Leggy and tall with a Thoroughbred's build she had a Thoroughbred's spirit and energy but was never stubborn, nasty or crazy. Equally at home scrambling up a steep rocky mountain trail or running for the joy of it down some dirt road, she became a mainstay of our whole operation. That was an evolving business of buying/raising, training/breaking and selling a bit over 100 different animals in that decade. We could count on her to be steady and calm leading a young or wild animal to get it trained, snubbing a similar one for the first few times it had a rider aboard and being the bell mare the herd would always follow. 

She never actually retired but we eventually gave more work to a number of other horses and especially some good mules and let her run in pasture more. At eight years old, we bred her to our new Appaloosa stallion, Yavapai Chief. She produced two colts with him born just over a year  apart. Bravo hit the ground on March 19, 1964. He was the image of his mama except lacked the blaze and white foot, just a tiny star, but almost identical in disposition. He learned quickly and was just about ready to begin serious training when the business fell apart and most of the herd was sold away. Rico was a bright copper penny sorrel with dazzling white markings --but not Appaloosa--and he was born on my birthday, April 27, 1965. A big colt, he took a  lot out of Tina and she was sick off and on that summer and fall. I nearly lost her several times.  The reality she would some day be gone was hard to accept.

In retrospect I know now we should not have bred her back so quickly after the first late foal. She did not have enough time to totally get her strengh back. Then carrying and birthing Rico was very stressful for her. I lost her the following spring, on March 16. Still, in that decade she had given me so much. I know she loved me as she showed it in any small ways, always listening for my whistle to call her in when she was out at pasture, resting her big head over my shoulder until it almost drove me into the ground though she did not realize the weight she applied. It was just her way to be close and "hug" me as a big four footed creature could not otherwise do. 

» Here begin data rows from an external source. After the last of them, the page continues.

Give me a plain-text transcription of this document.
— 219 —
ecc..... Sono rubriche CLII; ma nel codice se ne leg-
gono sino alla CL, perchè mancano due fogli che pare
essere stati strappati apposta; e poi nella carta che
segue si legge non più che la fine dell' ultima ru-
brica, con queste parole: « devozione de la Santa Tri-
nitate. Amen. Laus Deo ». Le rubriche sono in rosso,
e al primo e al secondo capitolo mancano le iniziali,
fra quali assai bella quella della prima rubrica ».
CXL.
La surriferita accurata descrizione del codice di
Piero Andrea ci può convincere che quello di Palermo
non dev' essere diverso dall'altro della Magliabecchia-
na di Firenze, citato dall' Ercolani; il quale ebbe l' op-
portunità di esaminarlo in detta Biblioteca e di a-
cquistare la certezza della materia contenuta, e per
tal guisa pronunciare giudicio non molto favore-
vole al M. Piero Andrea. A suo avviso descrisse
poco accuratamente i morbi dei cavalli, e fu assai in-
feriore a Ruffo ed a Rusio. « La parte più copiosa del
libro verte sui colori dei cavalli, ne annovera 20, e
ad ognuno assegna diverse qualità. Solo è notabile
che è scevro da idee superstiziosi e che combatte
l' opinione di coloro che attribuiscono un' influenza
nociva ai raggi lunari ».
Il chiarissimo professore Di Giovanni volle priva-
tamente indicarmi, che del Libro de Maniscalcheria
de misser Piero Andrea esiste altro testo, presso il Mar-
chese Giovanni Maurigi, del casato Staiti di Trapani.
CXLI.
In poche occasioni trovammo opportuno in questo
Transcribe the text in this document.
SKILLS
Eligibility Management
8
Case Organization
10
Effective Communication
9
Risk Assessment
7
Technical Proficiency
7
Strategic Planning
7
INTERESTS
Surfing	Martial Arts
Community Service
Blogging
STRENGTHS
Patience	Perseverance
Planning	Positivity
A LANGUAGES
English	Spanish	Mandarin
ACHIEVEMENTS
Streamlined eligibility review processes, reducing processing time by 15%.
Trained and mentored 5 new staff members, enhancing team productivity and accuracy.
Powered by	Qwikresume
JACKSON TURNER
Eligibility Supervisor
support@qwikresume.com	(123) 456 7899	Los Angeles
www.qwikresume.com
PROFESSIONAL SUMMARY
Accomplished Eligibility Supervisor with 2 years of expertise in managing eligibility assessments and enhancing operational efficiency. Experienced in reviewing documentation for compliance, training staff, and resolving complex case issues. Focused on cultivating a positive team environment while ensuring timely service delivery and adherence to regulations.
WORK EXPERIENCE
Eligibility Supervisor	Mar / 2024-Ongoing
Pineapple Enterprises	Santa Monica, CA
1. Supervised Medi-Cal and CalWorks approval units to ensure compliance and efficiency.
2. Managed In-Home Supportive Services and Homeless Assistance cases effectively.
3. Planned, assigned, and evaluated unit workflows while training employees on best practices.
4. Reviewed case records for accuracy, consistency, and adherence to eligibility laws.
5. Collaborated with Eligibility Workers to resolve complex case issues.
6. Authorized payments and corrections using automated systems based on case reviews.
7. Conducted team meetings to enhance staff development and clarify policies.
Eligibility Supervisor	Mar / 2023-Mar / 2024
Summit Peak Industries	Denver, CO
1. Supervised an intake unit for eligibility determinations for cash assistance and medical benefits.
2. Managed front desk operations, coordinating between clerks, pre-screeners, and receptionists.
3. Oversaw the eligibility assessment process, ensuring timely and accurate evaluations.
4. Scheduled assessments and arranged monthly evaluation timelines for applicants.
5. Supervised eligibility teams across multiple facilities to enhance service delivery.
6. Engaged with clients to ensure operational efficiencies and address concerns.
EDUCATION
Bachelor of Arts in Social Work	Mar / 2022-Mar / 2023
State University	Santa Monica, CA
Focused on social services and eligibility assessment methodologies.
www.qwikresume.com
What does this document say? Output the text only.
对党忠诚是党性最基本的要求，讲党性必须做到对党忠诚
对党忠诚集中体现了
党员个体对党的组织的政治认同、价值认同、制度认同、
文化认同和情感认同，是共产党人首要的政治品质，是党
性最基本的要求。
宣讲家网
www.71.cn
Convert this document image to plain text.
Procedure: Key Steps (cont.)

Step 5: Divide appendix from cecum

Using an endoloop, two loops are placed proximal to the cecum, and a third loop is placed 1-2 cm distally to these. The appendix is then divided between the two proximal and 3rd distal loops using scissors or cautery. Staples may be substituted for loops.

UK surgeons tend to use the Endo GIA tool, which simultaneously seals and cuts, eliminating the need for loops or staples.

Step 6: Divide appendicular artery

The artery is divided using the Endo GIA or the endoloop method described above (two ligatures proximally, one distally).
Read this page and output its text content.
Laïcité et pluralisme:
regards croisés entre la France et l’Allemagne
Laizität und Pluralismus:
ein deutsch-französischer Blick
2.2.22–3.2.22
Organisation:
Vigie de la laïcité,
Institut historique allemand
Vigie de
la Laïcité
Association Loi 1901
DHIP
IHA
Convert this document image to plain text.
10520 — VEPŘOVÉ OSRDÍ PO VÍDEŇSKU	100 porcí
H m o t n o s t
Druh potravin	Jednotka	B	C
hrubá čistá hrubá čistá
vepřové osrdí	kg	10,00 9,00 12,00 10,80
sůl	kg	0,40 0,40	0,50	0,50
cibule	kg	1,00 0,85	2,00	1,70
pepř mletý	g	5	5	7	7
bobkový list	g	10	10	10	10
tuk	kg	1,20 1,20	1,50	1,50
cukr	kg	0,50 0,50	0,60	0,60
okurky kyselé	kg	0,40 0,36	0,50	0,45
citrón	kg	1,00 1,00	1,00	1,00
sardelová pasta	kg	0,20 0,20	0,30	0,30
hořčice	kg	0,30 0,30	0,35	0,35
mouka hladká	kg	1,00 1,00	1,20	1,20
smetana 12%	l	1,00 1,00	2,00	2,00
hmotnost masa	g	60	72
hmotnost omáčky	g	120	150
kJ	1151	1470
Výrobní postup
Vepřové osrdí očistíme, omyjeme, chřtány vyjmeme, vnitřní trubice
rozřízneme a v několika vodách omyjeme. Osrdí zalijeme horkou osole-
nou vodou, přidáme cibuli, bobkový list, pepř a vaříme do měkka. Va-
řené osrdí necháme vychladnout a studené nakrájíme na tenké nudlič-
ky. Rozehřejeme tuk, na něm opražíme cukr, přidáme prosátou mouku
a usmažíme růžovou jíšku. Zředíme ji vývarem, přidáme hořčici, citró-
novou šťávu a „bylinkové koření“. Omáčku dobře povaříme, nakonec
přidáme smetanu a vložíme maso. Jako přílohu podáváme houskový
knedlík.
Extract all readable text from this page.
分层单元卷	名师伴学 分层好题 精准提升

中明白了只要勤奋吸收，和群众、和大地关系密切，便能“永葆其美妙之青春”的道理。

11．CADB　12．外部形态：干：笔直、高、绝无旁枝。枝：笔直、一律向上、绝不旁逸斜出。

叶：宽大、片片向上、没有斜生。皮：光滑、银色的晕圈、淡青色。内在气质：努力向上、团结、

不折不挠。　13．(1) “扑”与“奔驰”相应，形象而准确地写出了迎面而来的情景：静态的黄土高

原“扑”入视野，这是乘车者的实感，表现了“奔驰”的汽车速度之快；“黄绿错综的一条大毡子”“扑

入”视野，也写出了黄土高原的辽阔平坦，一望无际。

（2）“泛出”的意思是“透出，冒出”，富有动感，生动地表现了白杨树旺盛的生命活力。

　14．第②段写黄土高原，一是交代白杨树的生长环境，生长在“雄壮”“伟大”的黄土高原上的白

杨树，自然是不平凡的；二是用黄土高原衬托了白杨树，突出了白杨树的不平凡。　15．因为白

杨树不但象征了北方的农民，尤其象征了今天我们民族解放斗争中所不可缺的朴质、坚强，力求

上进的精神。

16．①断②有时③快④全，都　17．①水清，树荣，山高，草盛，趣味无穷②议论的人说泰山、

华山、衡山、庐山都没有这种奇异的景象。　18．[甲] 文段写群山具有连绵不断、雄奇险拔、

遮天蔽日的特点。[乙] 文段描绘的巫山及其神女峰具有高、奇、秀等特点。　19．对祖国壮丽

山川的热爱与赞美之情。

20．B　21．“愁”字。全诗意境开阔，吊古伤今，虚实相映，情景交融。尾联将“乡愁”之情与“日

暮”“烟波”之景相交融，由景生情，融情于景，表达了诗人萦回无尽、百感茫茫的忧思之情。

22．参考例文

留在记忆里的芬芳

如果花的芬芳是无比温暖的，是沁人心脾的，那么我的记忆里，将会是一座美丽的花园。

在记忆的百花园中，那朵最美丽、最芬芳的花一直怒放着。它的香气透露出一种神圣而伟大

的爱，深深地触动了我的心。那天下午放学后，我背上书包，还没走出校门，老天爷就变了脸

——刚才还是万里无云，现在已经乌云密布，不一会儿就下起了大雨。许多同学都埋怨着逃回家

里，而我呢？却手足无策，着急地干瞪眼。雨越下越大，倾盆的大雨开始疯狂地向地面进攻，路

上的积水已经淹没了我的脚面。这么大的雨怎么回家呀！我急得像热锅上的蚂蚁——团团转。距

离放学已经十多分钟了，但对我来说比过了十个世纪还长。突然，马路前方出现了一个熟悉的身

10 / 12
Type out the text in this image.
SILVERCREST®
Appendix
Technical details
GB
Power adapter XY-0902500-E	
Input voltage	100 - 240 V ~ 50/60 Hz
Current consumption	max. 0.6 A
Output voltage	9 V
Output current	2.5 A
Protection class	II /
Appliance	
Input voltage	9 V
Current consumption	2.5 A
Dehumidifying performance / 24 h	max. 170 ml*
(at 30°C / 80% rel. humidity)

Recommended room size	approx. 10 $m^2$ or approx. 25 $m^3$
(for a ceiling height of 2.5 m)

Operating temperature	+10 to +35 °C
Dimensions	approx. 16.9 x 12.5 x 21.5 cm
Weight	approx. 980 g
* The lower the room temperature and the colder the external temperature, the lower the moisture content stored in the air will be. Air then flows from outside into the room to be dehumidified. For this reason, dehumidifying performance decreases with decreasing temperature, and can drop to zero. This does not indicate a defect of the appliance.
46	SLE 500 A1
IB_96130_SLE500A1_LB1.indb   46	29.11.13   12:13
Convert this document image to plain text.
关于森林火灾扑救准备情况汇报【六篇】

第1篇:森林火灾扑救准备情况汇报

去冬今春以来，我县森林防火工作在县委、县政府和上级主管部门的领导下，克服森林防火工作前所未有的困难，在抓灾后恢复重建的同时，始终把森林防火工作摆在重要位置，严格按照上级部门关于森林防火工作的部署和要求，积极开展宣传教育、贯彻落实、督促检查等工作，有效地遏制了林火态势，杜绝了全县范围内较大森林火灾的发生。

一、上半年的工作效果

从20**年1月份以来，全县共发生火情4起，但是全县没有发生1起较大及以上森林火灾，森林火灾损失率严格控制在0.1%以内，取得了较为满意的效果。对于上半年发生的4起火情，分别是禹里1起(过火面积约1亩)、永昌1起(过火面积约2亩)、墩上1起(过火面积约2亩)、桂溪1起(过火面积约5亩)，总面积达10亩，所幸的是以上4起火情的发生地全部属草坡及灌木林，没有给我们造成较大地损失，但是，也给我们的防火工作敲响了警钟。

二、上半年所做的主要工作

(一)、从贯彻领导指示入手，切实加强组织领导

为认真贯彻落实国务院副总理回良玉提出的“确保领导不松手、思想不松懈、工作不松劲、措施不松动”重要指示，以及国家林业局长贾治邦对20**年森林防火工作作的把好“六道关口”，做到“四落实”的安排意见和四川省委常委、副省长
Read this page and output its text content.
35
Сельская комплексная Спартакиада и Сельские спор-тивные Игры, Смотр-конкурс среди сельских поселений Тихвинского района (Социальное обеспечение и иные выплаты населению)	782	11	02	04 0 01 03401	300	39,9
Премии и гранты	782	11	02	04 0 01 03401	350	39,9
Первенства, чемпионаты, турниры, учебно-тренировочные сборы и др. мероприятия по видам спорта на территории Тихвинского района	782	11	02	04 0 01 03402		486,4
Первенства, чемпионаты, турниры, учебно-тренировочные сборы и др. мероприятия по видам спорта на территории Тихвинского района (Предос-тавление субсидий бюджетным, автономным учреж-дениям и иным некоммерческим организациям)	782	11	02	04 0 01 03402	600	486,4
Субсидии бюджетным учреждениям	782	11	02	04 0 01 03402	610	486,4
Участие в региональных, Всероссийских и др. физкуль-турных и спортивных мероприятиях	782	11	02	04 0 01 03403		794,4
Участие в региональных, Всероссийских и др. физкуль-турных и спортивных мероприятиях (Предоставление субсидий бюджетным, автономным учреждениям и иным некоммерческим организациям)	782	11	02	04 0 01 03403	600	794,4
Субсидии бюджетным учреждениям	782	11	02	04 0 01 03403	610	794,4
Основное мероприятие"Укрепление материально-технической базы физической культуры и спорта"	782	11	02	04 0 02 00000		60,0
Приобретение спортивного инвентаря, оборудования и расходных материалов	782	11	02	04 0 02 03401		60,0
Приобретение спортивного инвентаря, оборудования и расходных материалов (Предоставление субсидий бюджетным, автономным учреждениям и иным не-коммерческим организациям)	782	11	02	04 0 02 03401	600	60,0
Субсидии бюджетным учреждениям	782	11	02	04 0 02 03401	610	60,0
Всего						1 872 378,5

There were several other favorites over the years who gave me bright happy moments. Horses: Lady II, Tonalea, Colonel, Ritzi--though she had a tragic end at age two, Patrick, Buzzie, Old Chief himself, Leo Mix, a young Quarter Horse stud who didn't realize he was a stallion for some time, and Little Dusty, another sad loss. Among the mules there was old Louie, the first one, and then Stella, Ruby, Beano, Trixie, Cinder, Stonewall Jackson and especially Annie and Prez. They all served me so well and we shared many miles, them at a trot or running walk and me sitting easy on their backs as they carried me wherever I needed or chose to go.  The special symbiotic realtionship you build with an animal where there is mutual trust and reliance is unique, upifting, almost sacred. From those experiences I can fully empathize with the mushers (sled dog drivers) I now admire and respect. We all understand this bond and truly feel it in our hearts. 

For having learned and known that if there were nothing else, I know I am deeply and eternally blessed and I will carry those memories to the end of my days and likely beyond. In fact I fully hope and expect to see them all--the horses, mules and dogs I have loved --when I come out of that passage tunnel into the golden light of a much better place. Some call it the Rainbow Bridge--I just call it my kind of heaven. 










Notes on the photos--the first is Tina with me and brother Charlie within days after she came home. The next is that summer, though not yet trained she was gentle. The third is Bravo, the fourth Rico and then two of me and Tina--one as she was being trained probably in the summer of 1958 and the other a couple of years later--I loved the way her spirit came through here--ears up and taking that hill like it was a race to be won. What a splendid horse she was!